I look up and see that tear-shaped sun. We’re exactly where we were before. Exactly in alignment.

‘I don’t know how to talk to you about this,’ Henry says, ‘because I’ve never been where you are. But I will be where you are, at some stage in the future, because it’s impossible for me not to be. And it seems to me as though you’re looking at it the wrong way around.’

‘There is only one way round,’ I say, letting him know that I want him to stop talking.

‘Listen,’ he says, taking my hand. He tells me he thinks that maybe Cal got lucky. That his last days seemed so beautiful, the way I’ve described them, filled with golden light. ‘Maybe he didn’t get screwed over by the universe. Maybe it was trying to cram everything in for him.’

‘Not very scientific,’ I say.

‘Sometimes science isn’t enough,’ he says. ‘Sometimes you need the poets.’

It’s in this moment, this exact moment, that I fall in love with him again.
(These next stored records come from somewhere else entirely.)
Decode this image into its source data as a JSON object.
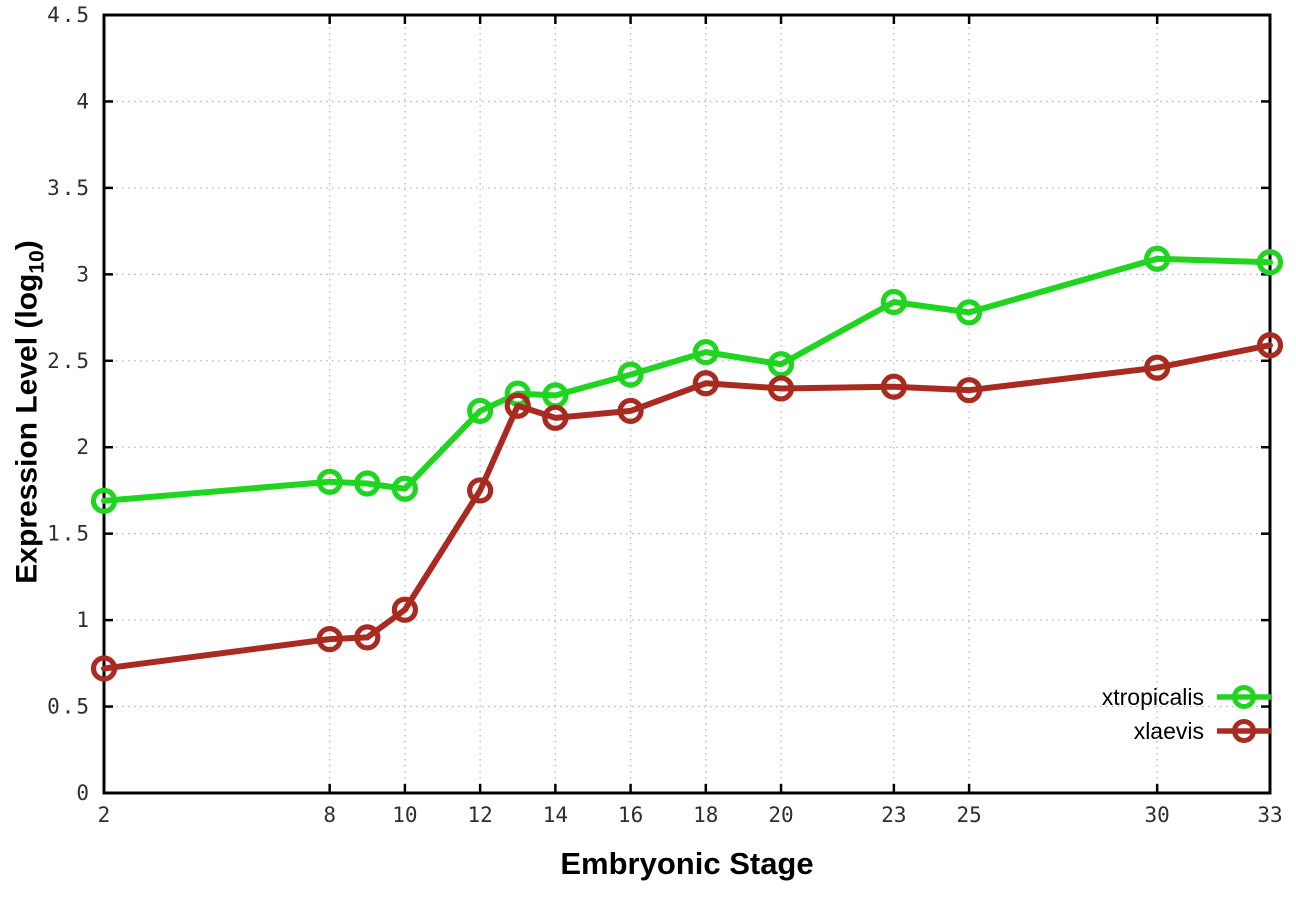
{
  "figure": {
    "background": "#ffffff",
    "border_color": "#000000",
    "grid_color": "#b8b8b8",
    "tick_color": "#000000",
    "tick_label_color": "#2e2e2e",
    "axis_title_color": "#000000"
  },
  "axes": {
    "x": {
      "title": "Embryonic Stage",
      "min": 2,
      "max": 33,
      "tick_values": [
        2,
        8,
        10,
        12,
        14,
        16,
        18,
        20,
        23,
        25,
        30,
        33
      ],
      "tick_labels": [
        "2",
        "8",
        "10",
        "12",
        "14",
        "16",
        "18",
        "20",
        "23",
        "25",
        "30",
        "33"
      ]
    },
    "y": {
      "title_pre": "Expression Level (log",
      "title_sub": "10",
      "title_post": ")",
      "min": 0,
      "max": 4.5,
      "tick_values": [
        0,
        0.5,
        1,
        1.5,
        2,
        2.5,
        3,
        3.5,
        4,
        4.5
      ],
      "tick_labels": [
        "0",
        "0.5",
        "1",
        "1.5",
        "2",
        "2.5",
        "3",
        "3.5",
        "4",
        "4.5"
      ]
    }
  },
  "legend": {
    "items": [
      {
        "label": "xtropicalis",
        "color": "#1fd51f"
      },
      {
        "label": "xlaevis",
        "color": "#a82a20"
      }
    ]
  },
  "chart_data": {
    "type": "line",
    "title": "",
    "xlabel": "Embryonic Stage",
    "ylabel": "Expression Level (log10)",
    "x": [
      2,
      8,
      9,
      10,
      12,
      13,
      14,
      16,
      18,
      20,
      23,
      25,
      30,
      33
    ],
    "series": [
      {
        "name": "xtropicalis",
        "color": "#1fd51f",
        "values": [
          1.69,
          1.8,
          1.79,
          1.76,
          2.21,
          2.31,
          2.3,
          2.42,
          2.55,
          2.48,
          2.84,
          2.78,
          3.09,
          3.07
        ]
      },
      {
        "name": "xlaevis",
        "color": "#a82a20",
        "values": [
          0.72,
          0.89,
          0.9,
          1.06,
          1.75,
          2.24,
          2.17,
          2.21,
          2.37,
          2.34,
          2.35,
          2.33,
          2.46,
          2.59
        ]
      }
    ],
    "xlim": [
      2,
      33
    ],
    "ylim": [
      0,
      4.5
    ],
    "grid": true,
    "grid_style": "dotted",
    "legend_position": "inside-bottom-right",
    "marker": "open-circle",
    "line_width": 6,
    "marker_radius": 10.5
  }
}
Pride and Prejudice and Zombies

by Jane Austen and Seth Grahame-Smith

Letters left between pages 4 and 5

2 January 2015



Dear George

Happy New Year! Did you do anything? I spent the night on the beach with my sister watching the fireworks. We listed our New Year’s resolutions (my secret one is to try to tell you who I am). I told her I’d like to have a girlfriend, which is true. I would like to have a girlfriend, but only if that girlfriend is you. I know you can’t agree to that without knowing who I am – I’m working on having the courage.

My biggest fear is that I tell you and you’re so disappointed that I never hear from you again. My second biggest fear is that you laugh.

I have to tell you soon because my friend is moving interstate, and this friend has been leaving my letters and collecting yours for me. I moved out of town a while back but I never said because I thought you’d guess who I was.